I posted this elsewhere but I wasn't sure if physics people were lurking on the chem forum.

I want to understand MO and LCAO. The chapters in Levine weren't enough. Are there other books on bonding that people know of?

2. Jan 14, 2010

### DrDu

A classic is the book by Eyring, Walter and Kimball. A book with emphasis on the numerical implementation is Szabo and Ostlund (Dover Publications). However, I think that Levine is very clear on that subject so that you should get all the basics from it. What exactly didn't you understand?

3. Jan 14, 2010

### sineontheline

oh it wasn't that i didn't understand. its that he doesn't go into enough detail calculating the hydrogen ion. I looked up the orginal paper where it was derived. and when he starts talking about higher order bonds. i mean, i read it a while ago too. this is just what i just remember. but still aside from levine and mccuarie, i dont know of any other books that i can look at.

like you know how griffiths QM walks through calculations when hes deriving stuff. I want something like that.

4. Jan 15, 2010

### Modey3

The LCAO approach is a MO-theory approach to solving the SE atomic/molecular systems.
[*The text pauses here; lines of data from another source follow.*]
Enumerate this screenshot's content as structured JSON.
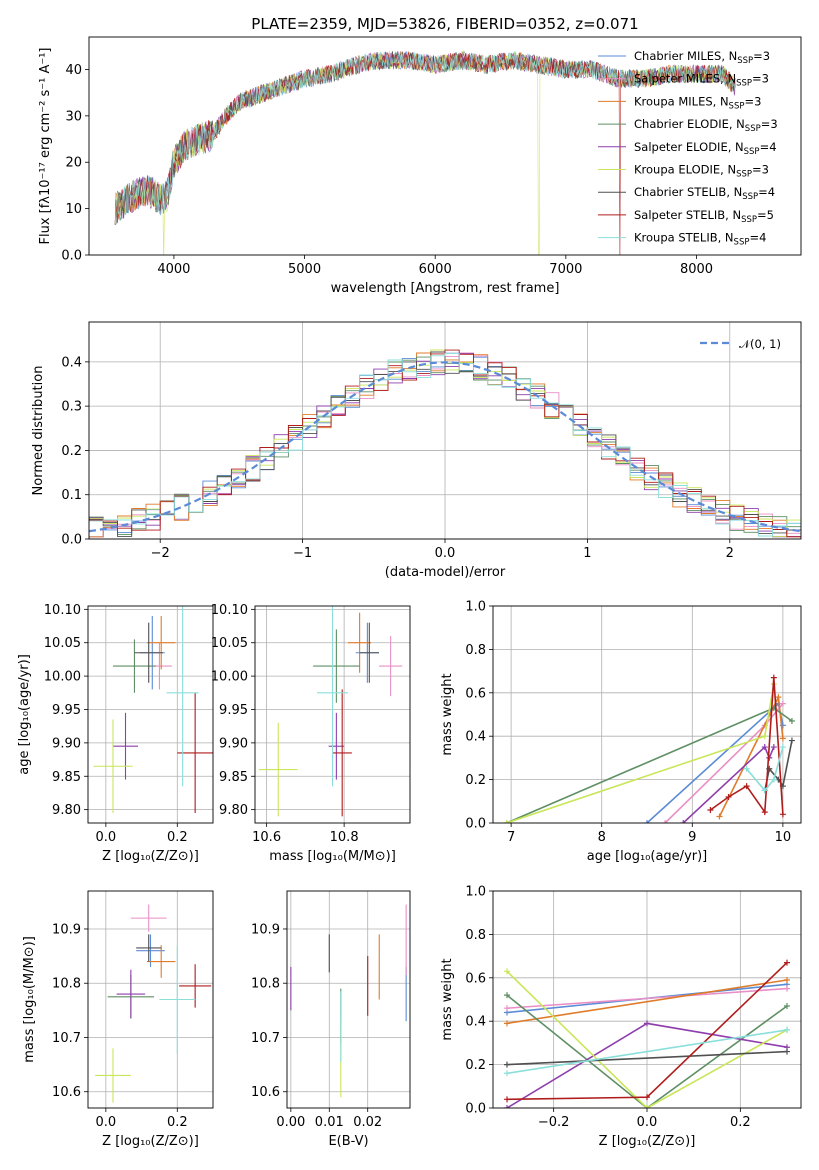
{
  "palette": [
    "#5b8bd6",
    "#e98fc6",
    "#e07b2a",
    "#5e8f63",
    "#8e3fac",
    "#c9e65a",
    "#505050",
    "#b01c1c",
    "#8adfdb"
  ],
  "chart_data": [
    {
      "id": "spectrum",
      "type": "line",
      "title": "PLATE=2359, MJD=53826, FIBERID=0352, z=0.071",
      "xlabel": "wavelength [Angstrom, rest frame]",
      "ylabel": "Flux [fλ10⁻¹⁷ erg cm⁻² s⁻¹ A⁻¹]",
      "xlim": [
        3350,
        8800
      ],
      "ylim": [
        0,
        47
      ],
      "xticks": [
        4000,
        5000,
        6000,
        7000,
        8000
      ],
      "yticks": [
        0,
        10,
        20,
        30,
        40
      ],
      "grid": false,
      "legend": "top-right",
      "continuum": {
        "x": [
          3550,
          3650,
          3700,
          3800,
          3900,
          3950,
          4000,
          4100,
          4200,
          4300,
          4400,
          4500,
          4700,
          4900,
          5000,
          5200,
          5400,
          5600,
          5800,
          6000,
          6200,
          6400,
          6600,
          6800,
          7000,
          7200,
          7400,
          7600,
          7800,
          8000,
          8200,
          8300
        ],
        "y": [
          10,
          12,
          13,
          14,
          12,
          13,
          20,
          24,
          25,
          26,
          30,
          33,
          35,
          37,
          38,
          39,
          41,
          42,
          42,
          41,
          42,
          41,
          42,
          41,
          40,
          40,
          38,
          38,
          39,
          39,
          39,
          36
        ]
      },
      "series": [
        {
          "name": "Chabrier MILES, N_SSP=3"
        },
        {
          "name": "Salpeter MILES, N_SSP=3"
        },
        {
          "name": "Kroupa MILES, N_SSP=3"
        },
        {
          "name": "Chabrier ELODIE, N_SSP=3"
        },
        {
          "name": "Salpeter ELODIE, N_SSP=4"
        },
        {
          "name": "Kroupa ELODIE, N_SSP=3"
        },
        {
          "name": "Chabrier STELIB, N_SSP=4"
        },
        {
          "name": "Salpeter STELIB, N_SSP=5"
        },
        {
          "name": "Kroupa STELIB, N_SSP=4"
        }
      ]
    },
    {
      "id": "residuals",
      "type": "histogram",
      "xlabel": "(data-model)/error",
      "ylabel": "Normed distribution",
      "xlim": [
        -2.5,
        2.5
      ],
      "ylim": [
        0,
        0.49
      ],
      "xticks": [
        -2,
        -1,
        0,
        1,
        2
      ],
      "yticks": [
        0.0,
        0.1,
        0.2,
        0.3,
        0.4
      ],
      "grid": true,
      "legend": "top-right",
      "reference_curve": {
        "name": "𝒩(0, 1)",
        "mean": 0,
        "sigma": 1,
        "style": "dashed"
      },
      "bin_width": 0.1
    },
    {
      "id": "age-vs-Z",
      "type": "errorbar",
      "xlabel": "Z [log₁₀(Z/Z⊙)]",
      "ylabel": "age  [log₁₀(age/yr)]",
      "xlim": [
        -0.05,
        0.3
      ],
      "ylim": [
        9.78,
        10.105
      ],
      "xticks": [
        0.0,
        0.2
      ],
      "yticks": [
        9.8,
        9.85,
        9.9,
        9.95,
        10.0,
        10.05,
        10.1
      ],
      "grid": true,
      "points": [
        {
          "x": 0.13,
          "y": 10.035,
          "xerr": 0.035,
          "yerr": 0.055
        },
        {
          "x": 0.15,
          "y": 10.015,
          "xerr": 0.035,
          "yerr": 0.035
        },
        {
          "x": 0.155,
          "y": 10.05,
          "xerr": 0.04,
          "yerr": 0.04
        },
        {
          "x": 0.08,
          "y": 10.015,
          "xerr": 0.06,
          "yerr": 0.04
        },
        {
          "x": 0.055,
          "y": 9.895,
          "xerr": 0.035,
          "yerr": 0.05
        },
        {
          "x": 0.02,
          "y": 9.865,
          "xerr": 0.055,
          "yerr": 0.07
        },
        {
          "x": 0.12,
          "y": 10.035,
          "xerr": 0.04,
          "yerr": 0.045
        },
        {
          "x": 0.25,
          "y": 9.885,
          "xerr": 0.05,
          "yerr": 0.09
        },
        {
          "x": 0.215,
          "y": 9.975,
          "xerr": 0.045,
          "yerr": 0.14
        }
      ]
    },
    {
      "id": "age-vs-mass",
      "type": "errorbar",
      "xlabel": "mass [log₁₀(M/M⊙)]",
      "xlim": [
        10.57,
        10.97
      ],
      "ylim": [
        9.78,
        10.105
      ],
      "xticks": [
        10.6,
        10.8
      ],
      "yticks": [
        9.8,
        9.85,
        9.9,
        9.95,
        10.0,
        10.05,
        10.1
      ],
      "grid": true,
      "points": [
        {
          "x": 10.86,
          "y": 10.035,
          "xerr": 0.03,
          "yerr": 0.045
        },
        {
          "x": 10.92,
          "y": 10.015,
          "xerr": 0.03,
          "yerr": 0.045
        },
        {
          "x": 10.84,
          "y": 10.05,
          "xerr": 0.03,
          "yerr": 0.045
        },
        {
          "x": 10.78,
          "y": 10.015,
          "xerr": 0.06,
          "yerr": 0.055
        },
        {
          "x": 10.78,
          "y": 9.895,
          "xerr": 0.02,
          "yerr": 0.05
        },
        {
          "x": 10.63,
          "y": 9.86,
          "xerr": 0.05,
          "yerr": 0.07
        },
        {
          "x": 10.865,
          "y": 10.035,
          "xerr": 0.025,
          "yerr": 0.045
        },
        {
          "x": 10.795,
          "y": 9.885,
          "xerr": 0.025,
          "yerr": 0.095
        },
        {
          "x": 10.77,
          "y": 9.975,
          "xerr": 0.04,
          "yerr": 0.14
        }
      ]
    },
    {
      "id": "mass-weight-vs-age",
      "type": "line",
      "xlabel": "age  [log₁₀(age/yr)]",
      "ylabel": "mass weight",
      "xlim": [
        6.8,
        10.2
      ],
      "ylim": [
        0,
        1
      ],
      "xticks": [
        7,
        8,
        9,
        10
      ],
      "yticks": [
        0.0,
        0.2,
        0.4,
        0.6,
        0.8,
        1.0
      ],
      "grid": true,
      "series": [
        {
          "x": [
            8.5,
            9.95,
            10.0
          ],
          "y": [
            0.0,
            0.55,
            0.45
          ]
        },
        {
          "x": [
            8.7,
            9.8,
            10.0
          ],
          "y": [
            0.0,
            0.45,
            0.55
          ]
        },
        {
          "x": [
            9.3,
            9.95,
            10.0
          ],
          "y": [
            0.03,
            0.58,
            0.39
          ]
        },
        {
          "x": [
            6.95,
            9.9,
            10.1
          ],
          "y": [
            0.0,
            0.53,
            0.47
          ]
        },
        {
          "x": [
            8.9,
            9.8,
            9.85,
            9.9
          ],
          "y": [
            0.0,
            0.35,
            0.3,
            0.35
          ]
        },
        {
          "x": [
            6.95,
            9.8,
            9.9
          ],
          "y": [
            0.0,
            0.4,
            0.64
          ]
        },
        {
          "x": [
            9.8,
            9.85,
            9.95,
            10.0,
            10.1
          ],
          "y": [
            0.15,
            0.25,
            0.2,
            0.17,
            0.38
          ]
        },
        {
          "x": [
            9.2,
            9.4,
            9.6,
            9.8,
            9.9,
            10.0
          ],
          "y": [
            0.06,
            0.12,
            0.17,
            0.05,
            0.67,
            0.04
          ]
        },
        {
          "x": [
            9.6,
            9.8,
            9.9,
            10.0
          ],
          "y": [
            0.25,
            0.15,
            0.2,
            0.35
          ]
        }
      ]
    },
    {
      "id": "mass-vs-Z",
      "type": "errorbar",
      "xlabel": "Z [log₁₀(Z/Z⊙)]",
      "ylabel": "mass [log₁₀(M/M⊙)]",
      "xlim": [
        -0.05,
        0.3
      ],
      "ylim": [
        10.57,
        10.97
      ],
      "xticks": [
        0.0,
        0.2
      ],
      "yticks": [
        10.6,
        10.7,
        10.8,
        10.9
      ],
      "grid": true,
      "points": [
        {
          "x": 0.125,
          "y": 10.86,
          "xerr": 0.04,
          "yerr": 0.03
        },
        {
          "x": 0.12,
          "y": 10.92,
          "xerr": 0.05,
          "yerr": 0.025
        },
        {
          "x": 0.155,
          "y": 10.84,
          "xerr": 0.04,
          "yerr": 0.03
        },
        {
          "x": 0.07,
          "y": 10.775,
          "xerr": 0.065,
          "yerr": 0.04
        },
        {
          "x": 0.07,
          "y": 10.78,
          "xerr": 0.04,
          "yerr": 0.045
        },
        {
          "x": 0.02,
          "y": 10.63,
          "xerr": 0.05,
          "yerr": 0.05
        },
        {
          "x": 0.12,
          "y": 10.865,
          "xerr": 0.035,
          "yerr": 0.025
        },
        {
          "x": 0.25,
          "y": 10.795,
          "xerr": 0.045,
          "yerr": 0.04
        },
        {
          "x": 0.2,
          "y": 10.77,
          "xerr": 0.05,
          "yerr": 0.1
        }
      ]
    },
    {
      "id": "mass-vs-EBV",
      "type": "errorbar",
      "xlabel": "E(B-V)",
      "xlim": [
        -0.001,
        0.031
      ],
      "ylim": [
        10.57,
        10.97
      ],
      "xticks": [
        0.0,
        0.01,
        0.02
      ],
      "yticks": [
        10.6,
        10.7,
        10.8,
        10.9
      ],
      "grid": true,
      "points": [
        {
          "x": 0.03,
          "y": 10.78,
          "xerr": 0,
          "yerr": 0.05
        },
        {
          "x": 0.03,
          "y": 10.88,
          "xerr": 0,
          "yerr": 0.065
        },
        {
          "x": 0.023,
          "y": 10.83,
          "xerr": 0,
          "yerr": 0.06
        },
        {
          "x": 0.013,
          "y": 10.74,
          "xerr": 0,
          "yerr": 0.05
        },
        {
          "x": 0.0,
          "y": 10.79,
          "xerr": 0,
          "yerr": 0.04
        },
        {
          "x": 0.013,
          "y": 10.66,
          "xerr": 0,
          "yerr": 0.07
        },
        {
          "x": 0.01,
          "y": 10.855,
          "xerr": 0,
          "yerr": 0.035
        },
        {
          "x": 0.02,
          "y": 10.795,
          "xerr": 0,
          "yerr": 0.055
        },
        {
          "x": 0.013,
          "y": 10.72,
          "xerr": 0,
          "yerr": 0.065
        }
      ]
    },
    {
      "id": "mass-weight-vs-Z",
      "type": "line",
      "xlabel": "Z [log₁₀(Z/Z⊙)]",
      "ylabel": "mass weight",
      "xlim": [
        -0.33,
        0.33
      ],
      "ylim": [
        0,
        1
      ],
      "xticks": [
        -0.2,
        0.0,
        0.2
      ],
      "yticks": [
        0.0,
        0.2,
        0.4,
        0.6,
        0.8,
        1.0
      ],
      "grid": true,
      "series": [
        {
          "x": [
            -0.3,
            0.3
          ],
          "y": [
            0.44,
            0.57
          ]
        },
        {
          "x": [
            -0.3,
            0.3
          ],
          "y": [
            0.46,
            0.55
          ]
        },
        {
          "x": [
            -0.3,
            0.3
          ],
          "y": [
            0.39,
            0.59
          ]
        },
        {
          "x": [
            -0.3,
            0.0,
            0.3
          ],
          "y": [
            0.52,
            0.0,
            0.47
          ]
        },
        {
          "x": [
            -0.3,
            0.0,
            0.3
          ],
          "y": [
            0.0,
            0.39,
            0.28
          ]
        },
        {
          "x": [
            -0.3,
            0.0,
            0.3
          ],
          "y": [
            0.63,
            0.0,
            0.36
          ]
        },
        {
          "x": [
            -0.3,
            0.3
          ],
          "y": [
            0.2,
            0.26
          ]
        },
        {
          "x": [
            -0.3,
            0.0,
            0.3
          ],
          "y": [
            0.04,
            0.05,
            0.67
          ]
        },
        {
          "x": [
            -0.3,
            0.3
          ],
          "y": [
            0.16,
            0.36
          ]
        }
      ]
    }
  ]
}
The best books for learning MO-theory are Elementary Methods Of Molecular Quantum Mechanics (Magnasco) and Modern Quantum Chemistry Intro to Advanced Electronic Structure Theory (Szabo). What exactly don't you understand about the H2+ model?

modey3

5. Jan 17, 2010

### cgk

The best overview over current techniques in quantum chemistry is "Molecular Electronic-Structure Theory" by Helgaker, Jörgensen and Olsen.

About "LCAO": The term "LCAO" should not be understood too literally. "Atomic orbitals" in the modern terminology are simply any kind of local basis functions placed on atoms. Some of the functions in a basis set are actually built to resemble atomic orbitals (i.e., solutions of the Hartree-Fock equations for atoms), but most are not.

A "molecular orbital" is then a one-particle function satisfying some kind of mean-field one-particle Schrödinger equation (usually the Hartree-Fock equation, or the Kohn-Sham equation). Molecular orbitals are typically expanded as linear combination of non-orthogonal local basis functions like this:
$$\phi_r(\vec x) = \sum_{\mu} C^\mu_r \phi_\mu(\vec x),$$
where $$r$$ indexes the molecular orbitals (occupied or virtual) and $$\mu$$ the basis functions (which are often called atomic orbitals''), and $$C^\mu_r$$ is the orbital coefficient matrix.
This matrix is what is actually determined in a calculation of orbitals (like Hartree-Fock or Kohn-Sham).

If doing wave function methods, these orbitals are then used as input for a so called correlation calculation'' (e.g., some coupled cluster method), in which accurate wave functions are determined based on the Hartree-Fock wave function as a initial approximation to the electronic structure of the system.
The orbitals themselves usually do not have any strict physical interpretation. The most one can hope to get from them are (unimpressive) ionization energies via Koopman's theorem.